Last weekend was a bit of an art whirlwind. I have been meaning to see a bunch of shows and wander through Chelsea galleries. I ultimately did everything I have been wanting to see in two days, after a pretty good sandwich at 'wichcraft in Bryant Park. I feel VERY inspired.
It began with the show called Ecotopia at the ICP (Institute for Contemporary Photography). A show that shows us that the Bush administration has fucked us all and that terrorism isn't the most pressing issue of the moment. In fact it nearly seems like a joke how much attention we pay to it daily (unless you watch Katie Couric on TV then well you would think spinach is our biggest worry). Ecotopia is mostly photography though some video and multimedia presentations are thrown in. The show ranges in being incredibly serious and outright depressing to comedic and childish. Works by the awesome Simon Norfolk, Stéphane Couturier's, and Thomas Ruff are presented along with Diana Thata whose video of two tigers playing in a pen are shown in a room glowing green. The video and the glowing green room provide the sense that the two tigers are in your backyard and your relationship with them is like having a household cat or dog.
I then headed up to the Metropolitan to see the Ambroise Vollard: Patron to the Avante Garde (Cezanne/Picasso/Gaugain) show along with New Orleans after the Flood by photographer Robert Polidori. The Vollard show was overwhelming in its scale. The art is interesting because all of the pieces have passed through his hands and he made most of these artists careers so with just thought it is impressive. There is a whole entry I have been meaning to write about how the art world has become a business and all of the art is pretty much becoming less edgy as artists are becoming businessmen, an idea that I detest.
Metropolitan: This is the first comprehensive exhibition devoted to Ambroise Vollard
(1866–1939)—the pioneer dealer, patron, and publisher who played a key
role in promoting and shaping the careers of many of the leading
artists during the late 19th and early 20th centuries. It includes 100
paintings, as well as dozens of ceramics, sculpture, prints, and livres d'artistes
commissioned and published by Vollard, dating from the time of his
appearance on the Paris art scene in the late 1880s to his death in
1939.
First you enter a massive room of Cezannes that have come from everywhere in the world. Russia, France, England, Chicago, etc. One of them looks more like paintings by Peter Paul Rubens than they do actual Cezannes. Two others are just mind boggling that they ever came from him. Early work, clearly. Now just repeat that sentence and let it sink in. These three Cezannes were like nothing I have ever seen by him and one of them titled "The Feast: Orgy" is so colorful and outlandish (not just because of the title) that it just leaps off the wall. Pictured left. The others are obviously equally as spectacular but my favorite Cezannes always fall into the French landscape idea. They are just majestic and beautiful and now remind me of my travels through rural France. I remember going to the countryside and thinking to myself, "Shit, it looks like a Cezanne!" because of the colors, the actual terrain, and the light. It is just astonishing and breathtaking, like most of his landscapes. I now gravitate towards them.

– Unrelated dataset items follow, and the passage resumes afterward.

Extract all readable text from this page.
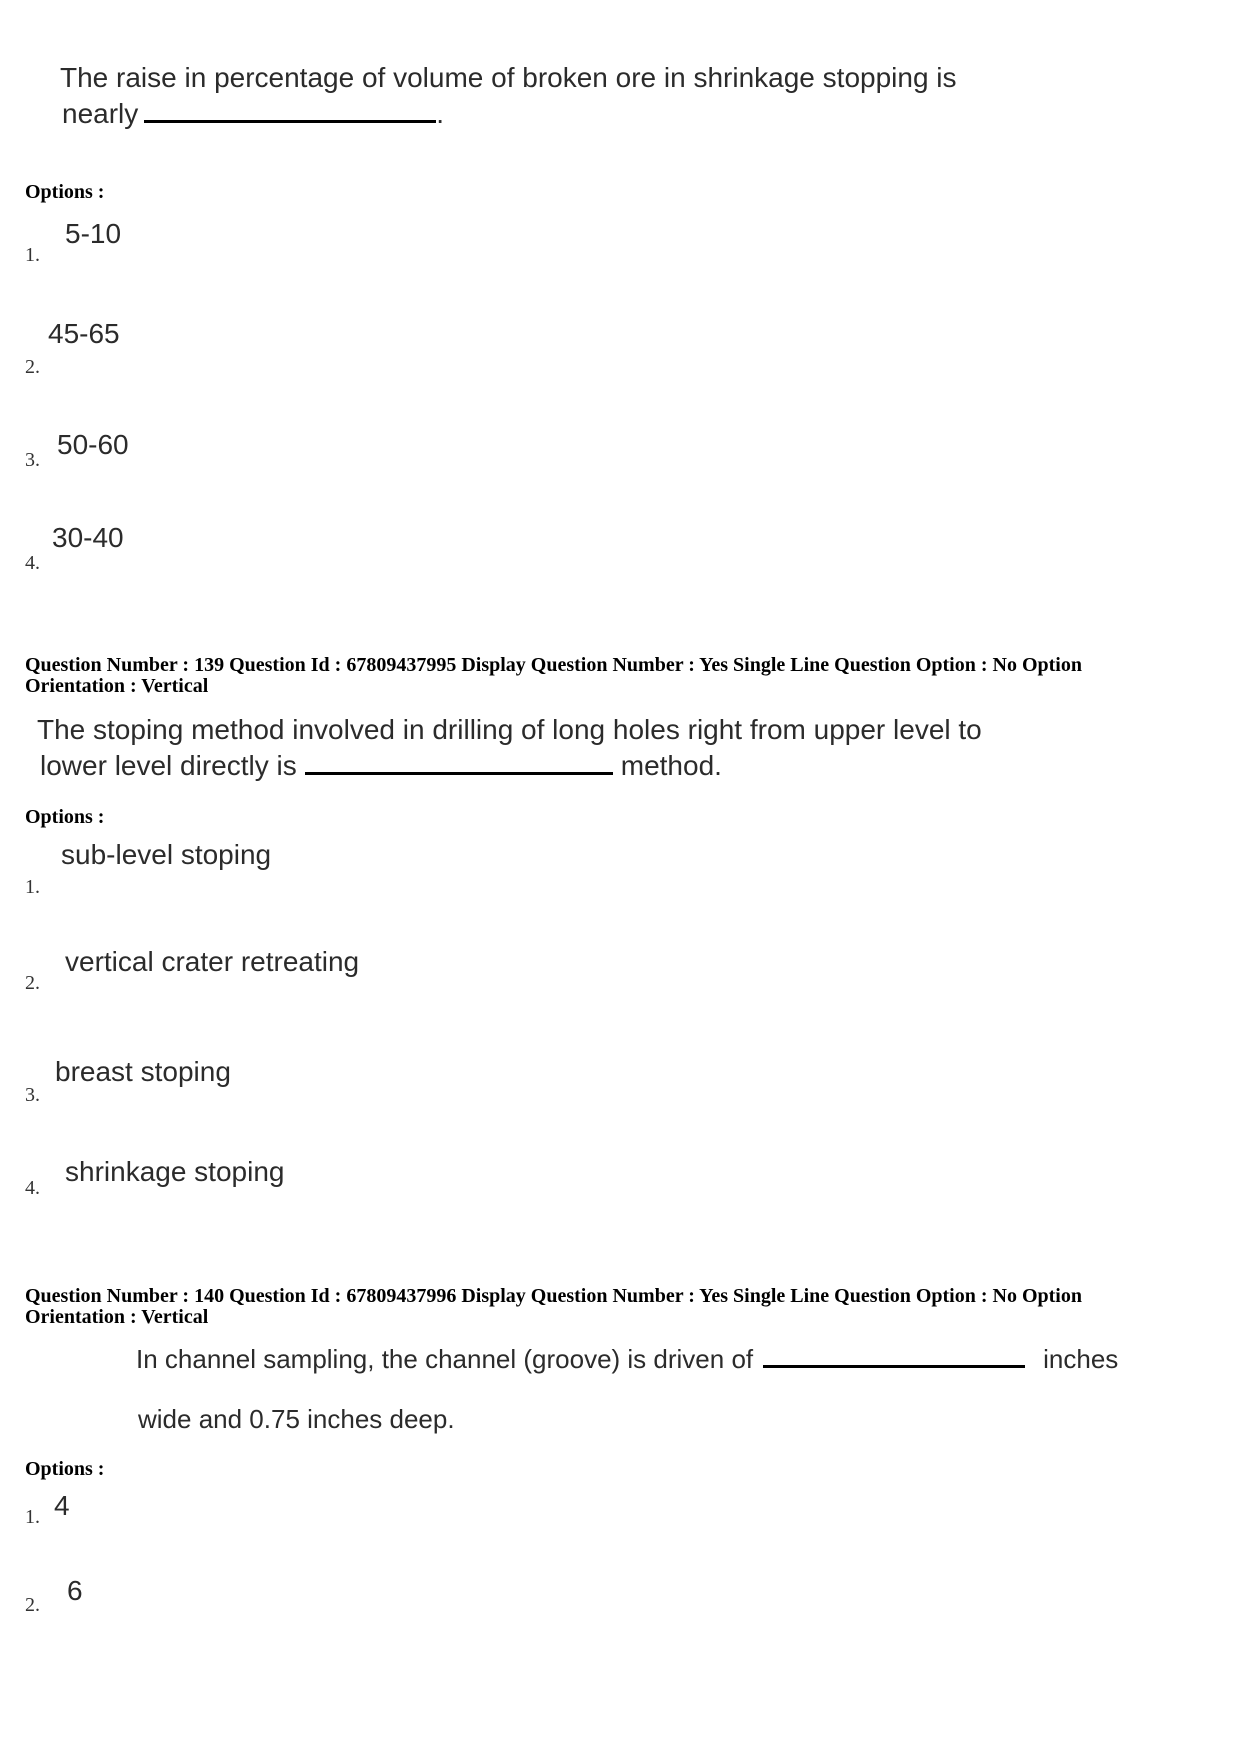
The raise in percentage of volume of broken ore in shrinkage stopping is
nearly	.
Options :
1.
5-10
2.
45-65
3. 50-60
4.
30-40
Question Number : 139 Question Id : 67809437995 Display Question Number : Yes Single Line Question Option : No Option
Orientation : Vertical
The stoping method involved in drilling of long holes right from upper level to
lower level directly is	method.
Options :
1.
sub-level stoping
2.
vertical crater retreating
3.
breast stoping
4.
shrinkage stoping
Question Number : 140 Question Id : 67809437996 Display Question Number : Yes Single Line Question Option : No Option
Orientation : Vertical
In channel sampling, the channel (groove) is driven of	inches
wide and 0.75 inches deep.
Options :
1. 4
2. 6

Then you enter the Van Gogh room where a rendition of a starry night is the assumed show piece along with a painting of a carriage cart but I gravitated towards this smaller sunflower painting unlike the known sunflower pieces he created. It was a smaller piece that was getting little attention and after intense study, it for sure turned out to be one of my favorite pieces in the show. I went back to see it I liked it so much, though I usually walk through a show twice. I do have to say that I am kinda not into people walking around with the headphones on giving them an art history lesson on each painting or sculpture or whatever the curator or historian deems interesting. They walk around the museum like horror movie zombies, being led by the institution hand, and still without any clear understanding of the piece and utter disregard for ANYONE around them. lol.
I kinda picked up my pace in the Gaugain room. I am not a huge fan usually. Fast forward through paintings of Vollard, videos of Renoir for some weird reason, and a quote saying that "The most beautiful woman in the world has never been painted, drawn, or depicted more than Vollard," which I found incredibly hysterical. Clearly the man was a homo. (He wasn't. But, have you noticed how obsessed gay men are with photographing themselves? I remember how my friend Donna used to constantly point that out when I showed her photos of boys).
And into the Picasso room after the Degas room. Again, never a huge fan. Somehow it never clicked until the moment that I walked into the room that the Vollard suite I used to work with at my old gallery in Boston was created by Picasso for Vollard. Shit, haha, I have touched some of these pieces. Though, there are many editions. The piece to my right was one of my favorites and was centered between two "blue period" pieces that reminded me of how my ex used to call me "pessimistic, opposing, dark, negative, depressed, angry, violent." haha. This piece to the above right, along with many of the harlequin series, are in the Hermitage in St. Petersburg, which I desperately need to visit before they destroy the art.